46% das secundárias inflacionam notas

46% das secundárias inflacionam notas


Este ano há 236 escolas onde os professores deram uma nota três valores acima da classificação conseguida pelos alunos no exame nacional.


Quase metade das escolas secundárias dão notas inflacionadas aos alunos. Ou seja, a nota atribuída aos alunos que resulta da avaliação dos professores ao longo do ano letivo é superior à nota que, posteriormente, os alunos conseguem no exame nacional. O fenómeno – que acaba por condicionar o acesso dos alunos a uma universidade ou a um politécnico – não é novo mas tem sido uma das preocupações do Ministério da Educação nos últimos anos. De acordo com o ranking do B.I., este ano houve 236 escolas secundárias (46%) que, em média, atribuíram uma nota interna três valores acima da classificação obtida pelo aluno no exame nacional. Destas, 212 são escolas públicas sendo as restantes 24 escolas privadas.

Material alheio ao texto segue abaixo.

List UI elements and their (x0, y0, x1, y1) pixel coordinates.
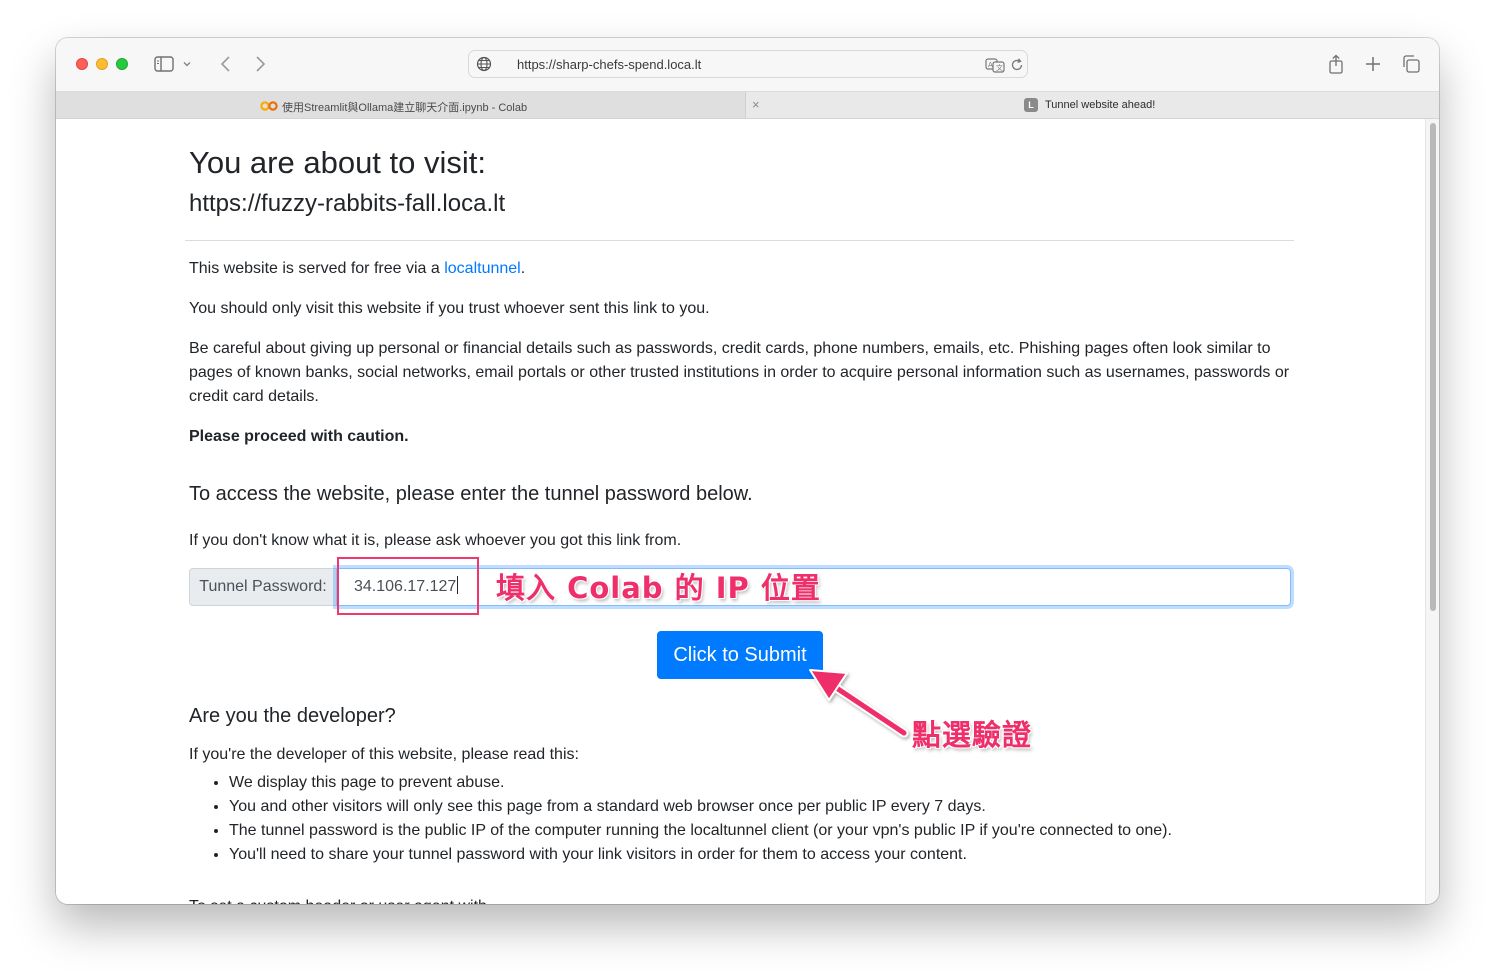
browser-toolbar: https://sharp-chefs-spend.loca.lt A文 (56, 38, 1439, 91)
new-tab-icon[interactable] (1361, 52, 1385, 76)
tab-bar: 使用Streamlit與Ollama建立聊天介面.ipynb - Colab ×… (56, 91, 1439, 119)
zoom-window-button[interactable] (116, 58, 128, 70)
tab-overview-icon[interactable] (1399, 52, 1423, 76)
list-item: We display this page to prevent abuse. (229, 771, 1172, 795)
colab-icon (260, 99, 278, 117)
list-item: The tunnel password is the public IP of … (229, 819, 1172, 843)
cutoff-paragraph: To set a custom header or user agent wit… (189, 895, 487, 904)
back-button[interactable] (214, 52, 238, 76)
translate-icon[interactable]: A文 (985, 57, 1005, 78)
developer-list: We display this page to prevent abuse. Y… (189, 771, 1172, 867)
minimize-window-button[interactable] (96, 58, 108, 70)
tab-tunnel-label: Tunnel website ahead! (1045, 99, 1156, 111)
l-favicon-icon: L (1024, 98, 1038, 112)
scrollbar-thumb[interactable] (1430, 123, 1436, 611)
forward-button[interactable] (248, 52, 272, 76)
address-bar[interactable]: https://sharp-chefs-spend.loca.lt A文 (468, 50, 1028, 78)
tab-colab-label: 使用Streamlit與Ollama建立聊天介面.ipynb - Colab (282, 102, 528, 114)
address-url[interactable]: https://sharp-chefs-spend.loca.lt (517, 57, 701, 72)
close-window-button[interactable] (76, 58, 88, 70)
developer-heading: Are you the developer? (189, 705, 396, 727)
list-item: You and other visitors will only see thi… (229, 795, 1172, 819)
chevron-down-icon[interactable] (180, 52, 194, 76)
browser-window: https://sharp-chefs-spend.loca.lt A文 使用S… (56, 38, 1439, 904)
annotation-button-note: 點選驗證 (912, 718, 1033, 752)
list-item: You'll need to share your tunnel passwor… (229, 843, 1172, 867)
sidebar-icon[interactable] (152, 52, 176, 76)
developer-paragraph: If you're the developer of this website,… (189, 746, 579, 763)
globe-icon (475, 55, 493, 78)
page-content: You are about to visit: https://fuzzy-ra… (56, 119, 1425, 904)
share-icon[interactable] (1324, 52, 1348, 76)
tab-colab[interactable]: 使用Streamlit與Ollama建立聊天介面.ipynb - Colab (56, 92, 746, 118)
svg-text:A: A (988, 61, 993, 69)
reload-icon[interactable] (1009, 57, 1025, 78)
svg-text:文: 文 (996, 63, 1003, 72)
tab-close-button[interactable]: × (752, 97, 760, 112)
vertical-scrollbar[interactable] (1425, 119, 1439, 904)
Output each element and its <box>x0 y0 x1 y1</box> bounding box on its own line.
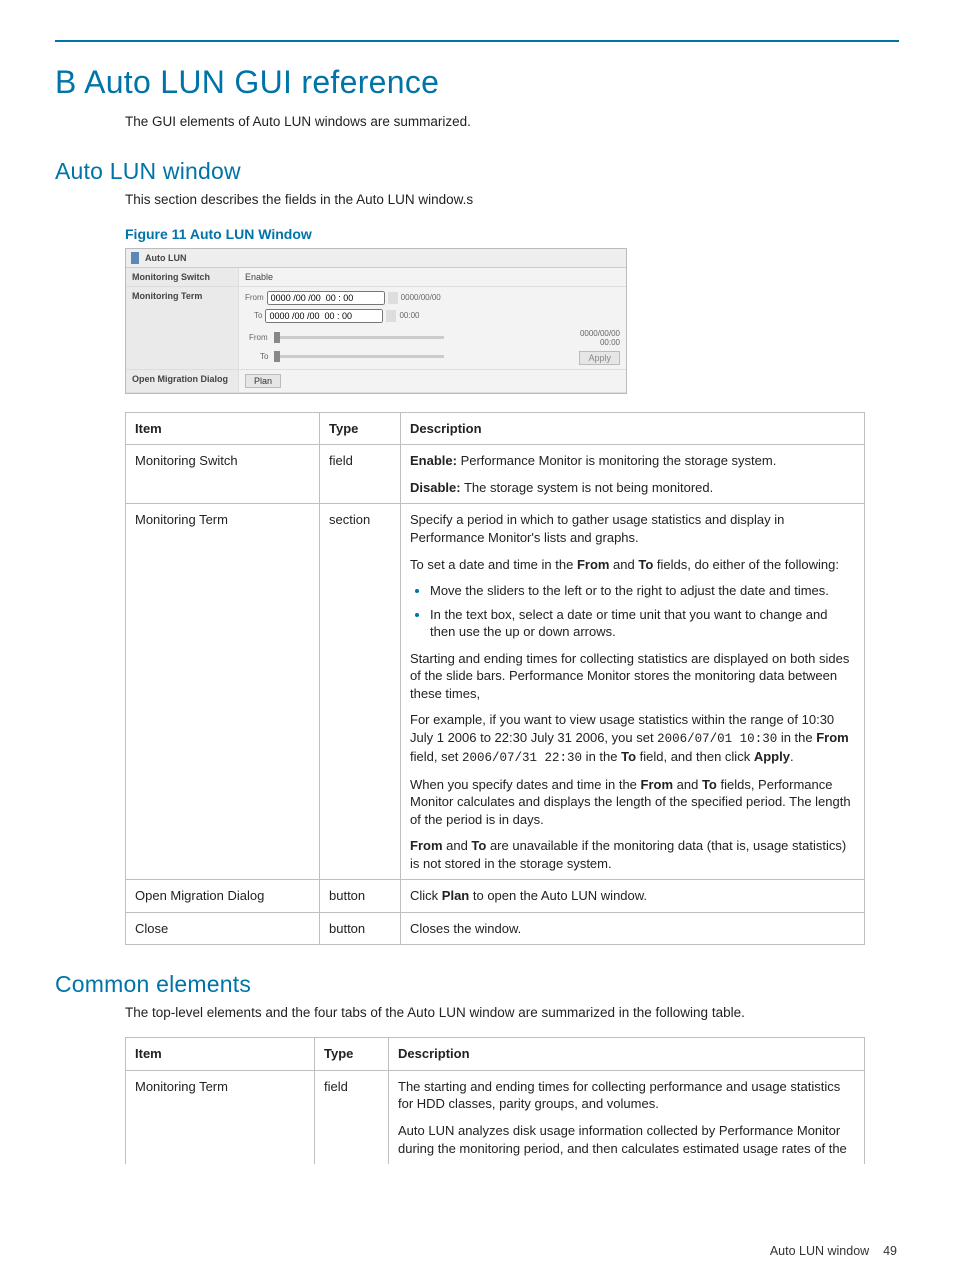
cell-item: Monitoring Switch <box>126 445 320 504</box>
cell-desc: Specify a period in which to gather usag… <box>401 504 865 880</box>
table-row: Monitoring Term section Specify a period… <box>126 504 865 880</box>
col-description: Description <box>389 1038 865 1071</box>
table-row: Monitoring Term field The starting and e… <box>126 1070 865 1164</box>
from-datetime-input[interactable] <box>267 291 385 305</box>
page-title: B Auto LUN GUI reference <box>55 64 899 101</box>
col-type: Type <box>320 412 401 445</box>
plan-button[interactable]: Plan <box>245 374 281 388</box>
col-item: Item <box>126 412 320 445</box>
cell-item: Open Migration Dialog <box>126 880 320 913</box>
auto-lun-fields-table: Item Type Description Monitoring Switch … <box>125 412 865 946</box>
cell-item: Close <box>126 912 320 945</box>
to-slider[interactable] <box>274 355 444 358</box>
cell-type: section <box>320 504 401 880</box>
cell-desc: Click Plan to open the Auto LUN window. <box>401 880 865 913</box>
section1-intro: This section describes the fields in the… <box>125 191 899 210</box>
cell-desc: Enable: Performance Monitor is monitorin… <box>401 445 865 504</box>
slider-to-label: To <box>249 352 268 361</box>
cell-desc: The starting and ending times for collec… <box>389 1070 865 1164</box>
footer-section: Auto LUN window <box>770 1244 869 1258</box>
cell-type: field <box>320 445 401 504</box>
to-spinner[interactable] <box>386 310 396 322</box>
to-legend-time: 00:00 <box>399 311 419 320</box>
table-row: Close button Closes the window. <box>126 912 865 945</box>
section2-intro: The top-level elements and the four tabs… <box>125 1004 899 1023</box>
cell-type: field <box>315 1070 389 1164</box>
range-end-time: 00:00 <box>579 338 620 347</box>
apply-button[interactable]: Apply <box>579 351 620 365</box>
window-titlebar: Auto LUN <box>126 249 626 268</box>
cell-type: button <box>320 912 401 945</box>
table-row: Open Migration Dialog button Click Plan … <box>126 880 865 913</box>
monitoring-switch-value: Enable <box>239 268 626 286</box>
monitoring-term-label: Monitoring Term <box>126 287 239 369</box>
section-auto-lun-window: Auto LUN window <box>55 158 899 185</box>
col-item: Item <box>126 1038 315 1071</box>
from-slider[interactable] <box>274 336 444 339</box>
range-end-date: 0000/00/00 <box>579 329 620 338</box>
figure-caption: Figure 11 Auto LUN Window <box>125 226 899 242</box>
from-legend-date: 0000/00/00 <box>401 293 441 302</box>
page-footer: Auto LUN window 49 <box>55 1244 899 1258</box>
footer-page-number: 49 <box>883 1244 897 1258</box>
cell-desc: Closes the window. <box>401 912 865 945</box>
window-title: Auto LUN <box>145 253 187 263</box>
to-label: To <box>245 311 262 320</box>
cell-item: Monitoring Term <box>126 1070 315 1164</box>
from-label: From <box>245 293 264 302</box>
slider-from-label: From <box>249 333 268 342</box>
open-migration-label: Open Migration Dialog <box>126 370 239 392</box>
monitoring-switch-label: Monitoring Switch <box>126 268 239 286</box>
col-description: Description <box>401 412 865 445</box>
from-spinner[interactable] <box>388 292 398 304</box>
common-elements-table: Item Type Description Monitoring Term fi… <box>125 1037 865 1164</box>
titlebar-icon <box>131 252 139 264</box>
col-type: Type <box>315 1038 389 1071</box>
cell-item: Monitoring Term <box>126 504 320 880</box>
cell-type: button <box>320 880 401 913</box>
intro-text: The GUI elements of Auto LUN windows are… <box>125 113 899 132</box>
top-rule <box>55 40 899 42</box>
section-common-elements: Common elements <box>55 971 899 998</box>
table-row: Monitoring Switch field Enable: Performa… <box>126 445 865 504</box>
to-datetime-input[interactable] <box>265 309 383 323</box>
auto-lun-window-mock: Auto LUN Monitoring Switch Enable Monito… <box>125 248 627 394</box>
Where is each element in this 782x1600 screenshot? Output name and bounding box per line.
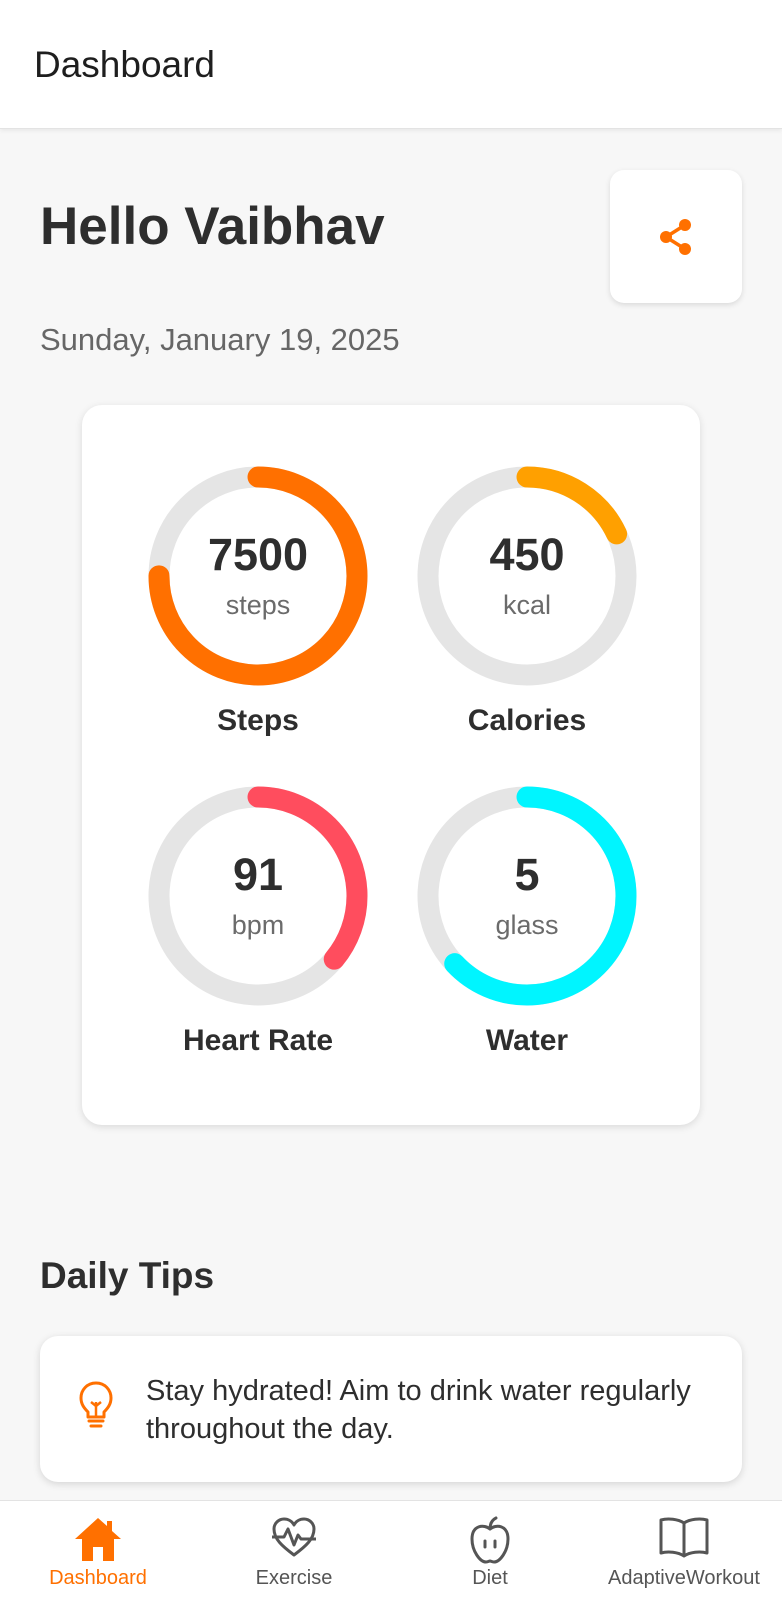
tip-text: Stay hydrated! Aim to drink water regula…: [146, 1375, 691, 1445]
app-root: Dashboard Hello Vaibhav Sunday, January …: [0, 0, 782, 1600]
apple-icon: [470, 1516, 510, 1564]
heart-rate-label: Heart Rate: [182, 1024, 334, 1057]
nav-item-diet[interactable]: Diet: [392, 1501, 588, 1600]
water-label: Water: [485, 1024, 569, 1057]
greeting-heading: Hello Vaibhav: [40, 197, 385, 256]
lightbulb-icon: [79, 1381, 113, 1428]
steps-value: 7500: [207, 529, 309, 580]
calories-label: Calories: [467, 704, 587, 737]
top-app-bar: Dashboard: [0, 0, 782, 129]
heart-rate-unit: bpm: [231, 910, 285, 940]
share-button[interactable]: [610, 170, 742, 303]
steps-unit: steps: [225, 590, 291, 620]
calories-value: 450: [489, 529, 565, 580]
book-icon: [659, 1517, 709, 1558]
nav-item-dashboard[interactable]: Dashboard: [0, 1501, 196, 1600]
heart-rate-value: 91: [232, 849, 284, 900]
nav-label-diet: Diet: [472, 1567, 508, 1589]
nav-label-exercise: Exercise: [255, 1567, 333, 1589]
nav-item-exercise[interactable]: Exercise: [196, 1501, 392, 1600]
nav-label-adaptive-workout: AdaptiveWorkout: [608, 1567, 760, 1589]
stats-card: 7500 steps Steps 450 kcal Calories 91 bp…: [82, 405, 700, 1125]
bottom-navigation: Dashboard Exercise Diet AdaptiveWorkout: [0, 1500, 782, 1600]
share-icon: [660, 218, 691, 255]
page-title: Dashboard: [34, 44, 216, 85]
nav-label-dashboard: Dashboard: [49, 1567, 147, 1589]
daily-tips-heading: Daily Tips: [40, 1255, 215, 1296]
nav-item-adaptive-workout[interactable]: AdaptiveWorkout: [586, 1501, 782, 1600]
heart-pulse-icon: [272, 1517, 316, 1557]
water-unit: glass: [495, 910, 559, 940]
date-label: Sunday, January 19, 2025: [40, 322, 400, 357]
tip-card: Stay hydrated! Aim to drink water regula…: [40, 1336, 742, 1482]
home-icon: [75, 1518, 121, 1561]
calories-unit: kcal: [502, 590, 551, 620]
water-value: 5: [514, 849, 540, 900]
steps-label: Steps: [217, 704, 299, 737]
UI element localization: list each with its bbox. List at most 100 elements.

Entre as dez escolas que mais inflacionam as notas, em 2016, a Básica e Secundária de Mogadouro ocupou o primeiro lugar. Os alunos desta escola não ultrapassaram uma média de 7,5 valores nos 22 exames nacionais. Mas em média, os professores atribuíram uma nota média de 13,02 valores. Ou seja, 5,5 valores acima da nota do exame. E não terá sido por coincidência que esta foi, aliás, a mesma escola que ficou em último lugar do ranking elaborado pelo B.I., com a média mais baixa de exames, a nível nacional.

Em segundo lugar entre as escolas que mais inflacionam notas está a Básica e Secundária Bispo D. Manuel Ferreira Cabral, em Santana, na Madeira. Aqui a diferença entre a nota interna e a nota externa (de exame) ascendeu aos 5,29 valores (ver tabelas ao lado). No ranking geral, esta escola surge na 505.ª posição da tabela com as médias dos exames mais elevadas, não ultrapassando os 8,43 valores.

Mas o reverso também acontece. Ou seja, há escolas onde os professores dão notas inferiores às conseguidas pelos alunos nos exames nacionais. Nesta situação, há este ano 279 secundárias que dão notas internas 3 valores abaixo das classificações dos exames.

A análise feita pelo B.I. teve como base as avaliações dos professores aos alunos internos (os que frequentam as aulas o ano inteiro) e as notas obtidas nos 22 exames. Foram consideradas as escolas onde foram realizadas mais de 100 provas e o desvio de três valores foi pensado tendo em conta a opinião de quatro ex-ministros da Educação que consideram ser este o máximo aceitável.

Em 2015, o ex-ministro Nuno Crato revelou que 24 escolas inflacionaram as notas internas dos seus alunos, de forma constante, entre 2009 e 2013. Deste grupo, 14 eram escolas privadas e a maioria (22) do norte do país. Para analisar a inflação das notas, a tutela desenhou um indicador para comparar as notas internas atribuídas pela escola com as notas atribuídas pelas outras escolas em exames, a alunos com resultados semelhantes.

Para tentar travar este cenário, o ministro do Ensino Superior e Ciência, Manuel Heitor, admite criar um sistema que ajuste automaticamente a classificação dos alunos com notas inflacionadas, durante o processo da candidatura ao Ensino Superior. Esta é uma das sugestões do grupo de trabalho que o ministro nomeou para estudar alterações ao concurso nacional de acesso ao Ensino Superior. Segundo o relatório do grupo de trabalho – que reconhece que esta “é uma questão aguda” e que “introduz óbvias desigualdades” – estes ajustes podem ser feitos de duas formas: através de ponderações que corrigem as notas das escolas ou por ajuste direto da nota interna no cálculo da nota de candidatura. Uma prática que, defende o ministro do Ensino Superior, é feita “há muitos anos” nos países anglo-saxónicos.

O desvio de notas foi denunciado em 2014 pelo Conselho Nacional da Educação (CNE) – órgão consultivo do Ministério da Educação. Na altura, o presidente do CNE, o ex-ministro da Educação David Justino, alertou que “os alunos que em provas de exame obtêm resultados mais fracos tendem a ser favorecidos pela avaliação interna”.

Depois disso, o ministério de Nuno Crato anunciou que investigou dez escolas e fez recomendações que estariam a ser cumpridas, mas a Inspeção-Geral de Educação e Ciência achou que devia averiguar melhor o que se passava em quatro dessas escolas. Os resultados nunca foram conhecidos.